2) Eine complexe Grösse besteht aus der Summe eines reellen und eines imaginären Werthes. Also z. B. z = x + iy, wo x und y reell sind.

3) Die Abhandlung, in der zuerst KÜHN die geometrische Bedeutung der imaginären Grössen zu entwickeln suchte, findet sich in den Novi Commentarii Petropolitani. Tomus III. Ad annum 1750. 1751. Petropoli, 1753. 4. p. 170-223. Der von ihm geäusserte Gedanke, dass eine imaginäre Grösse einer innerhalb eines Rechtecks gezogenen Halbirungslinie oder der Diagonale eines Parallelepipedes entsprechen könne, wurde merkwürdiger Weise von EULER, der die Abhandlung kannte, so viel ich wenigstens weiss, nirgends aufgenommen und weiter geführt.
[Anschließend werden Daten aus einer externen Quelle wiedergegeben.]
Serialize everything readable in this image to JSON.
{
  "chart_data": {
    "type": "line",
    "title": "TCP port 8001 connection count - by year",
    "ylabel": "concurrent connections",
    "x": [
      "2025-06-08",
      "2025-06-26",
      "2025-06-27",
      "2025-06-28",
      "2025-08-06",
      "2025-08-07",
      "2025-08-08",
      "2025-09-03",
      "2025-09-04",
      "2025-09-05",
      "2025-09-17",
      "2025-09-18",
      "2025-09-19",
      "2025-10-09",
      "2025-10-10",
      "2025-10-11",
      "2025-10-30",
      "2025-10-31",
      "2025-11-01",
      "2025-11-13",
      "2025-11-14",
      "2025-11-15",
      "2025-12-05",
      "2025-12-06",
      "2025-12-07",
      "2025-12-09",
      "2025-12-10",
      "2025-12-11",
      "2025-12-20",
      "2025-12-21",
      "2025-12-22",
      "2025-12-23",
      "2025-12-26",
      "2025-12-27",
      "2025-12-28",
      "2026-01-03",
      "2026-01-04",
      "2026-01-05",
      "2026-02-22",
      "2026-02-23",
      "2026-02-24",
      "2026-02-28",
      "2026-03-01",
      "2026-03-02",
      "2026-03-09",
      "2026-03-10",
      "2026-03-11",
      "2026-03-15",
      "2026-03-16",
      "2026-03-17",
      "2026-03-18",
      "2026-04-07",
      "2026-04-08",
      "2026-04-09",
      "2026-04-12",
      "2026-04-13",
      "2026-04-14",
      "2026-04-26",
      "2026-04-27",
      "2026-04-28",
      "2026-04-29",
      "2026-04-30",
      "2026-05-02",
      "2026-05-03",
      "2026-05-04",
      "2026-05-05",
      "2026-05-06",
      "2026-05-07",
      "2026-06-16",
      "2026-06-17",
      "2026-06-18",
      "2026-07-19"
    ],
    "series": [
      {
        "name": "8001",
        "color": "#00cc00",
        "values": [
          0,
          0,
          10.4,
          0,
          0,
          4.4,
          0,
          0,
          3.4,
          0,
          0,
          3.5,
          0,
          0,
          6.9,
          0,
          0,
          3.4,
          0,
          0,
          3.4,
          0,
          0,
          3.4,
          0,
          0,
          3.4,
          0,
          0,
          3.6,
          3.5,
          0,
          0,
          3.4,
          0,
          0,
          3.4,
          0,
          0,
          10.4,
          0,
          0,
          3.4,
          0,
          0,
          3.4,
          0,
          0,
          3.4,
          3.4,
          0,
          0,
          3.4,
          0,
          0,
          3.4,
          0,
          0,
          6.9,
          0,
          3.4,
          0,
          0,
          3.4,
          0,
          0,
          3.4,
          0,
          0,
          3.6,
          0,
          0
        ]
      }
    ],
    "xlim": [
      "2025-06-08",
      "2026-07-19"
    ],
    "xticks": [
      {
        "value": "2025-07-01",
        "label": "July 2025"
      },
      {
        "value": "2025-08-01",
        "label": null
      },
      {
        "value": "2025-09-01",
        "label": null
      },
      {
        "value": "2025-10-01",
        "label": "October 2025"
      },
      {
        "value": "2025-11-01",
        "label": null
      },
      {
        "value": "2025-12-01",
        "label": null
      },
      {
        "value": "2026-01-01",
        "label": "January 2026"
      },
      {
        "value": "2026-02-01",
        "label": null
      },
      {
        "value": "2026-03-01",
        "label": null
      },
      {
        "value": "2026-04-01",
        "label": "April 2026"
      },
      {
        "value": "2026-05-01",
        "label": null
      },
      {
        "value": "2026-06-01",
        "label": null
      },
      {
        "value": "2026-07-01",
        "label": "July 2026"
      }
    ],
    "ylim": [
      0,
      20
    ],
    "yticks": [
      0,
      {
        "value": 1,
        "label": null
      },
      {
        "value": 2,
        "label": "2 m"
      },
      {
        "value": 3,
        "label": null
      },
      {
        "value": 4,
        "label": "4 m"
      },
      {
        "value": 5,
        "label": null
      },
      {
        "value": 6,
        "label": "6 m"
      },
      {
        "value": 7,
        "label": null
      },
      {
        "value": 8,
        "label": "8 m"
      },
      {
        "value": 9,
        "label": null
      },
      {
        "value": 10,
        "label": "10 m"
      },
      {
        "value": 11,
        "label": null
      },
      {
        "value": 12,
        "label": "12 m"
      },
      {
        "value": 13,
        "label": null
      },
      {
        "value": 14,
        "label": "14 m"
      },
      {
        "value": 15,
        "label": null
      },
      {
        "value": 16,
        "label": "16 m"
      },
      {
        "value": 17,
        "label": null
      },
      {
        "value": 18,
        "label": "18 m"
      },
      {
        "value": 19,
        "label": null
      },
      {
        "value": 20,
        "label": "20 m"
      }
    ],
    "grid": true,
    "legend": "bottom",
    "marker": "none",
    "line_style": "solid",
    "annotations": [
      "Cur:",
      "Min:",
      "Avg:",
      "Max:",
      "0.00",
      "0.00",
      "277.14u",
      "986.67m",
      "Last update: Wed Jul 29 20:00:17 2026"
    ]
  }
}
KÜHN ward hierauf nicht nur beinahe hundert Jahre todtgeschwiegen, sondern sogar von Einzelnen (MONTUCLA, Histoire des Mathématiques. Nouvelle Édition. Paris, 1802. 4. Tome III. p. 30. H. DURÈGE, Elemente der Theorie einer complexen veränderlichen Grösse. Mit besonderer Berücksichtigung der Schöpfungen RIEMANN's. Leipzig, 1864. 8. S. 4) für einen wissenschaftlichen Sonderling seiner physikalischen Ansichten wegen ausgegeben.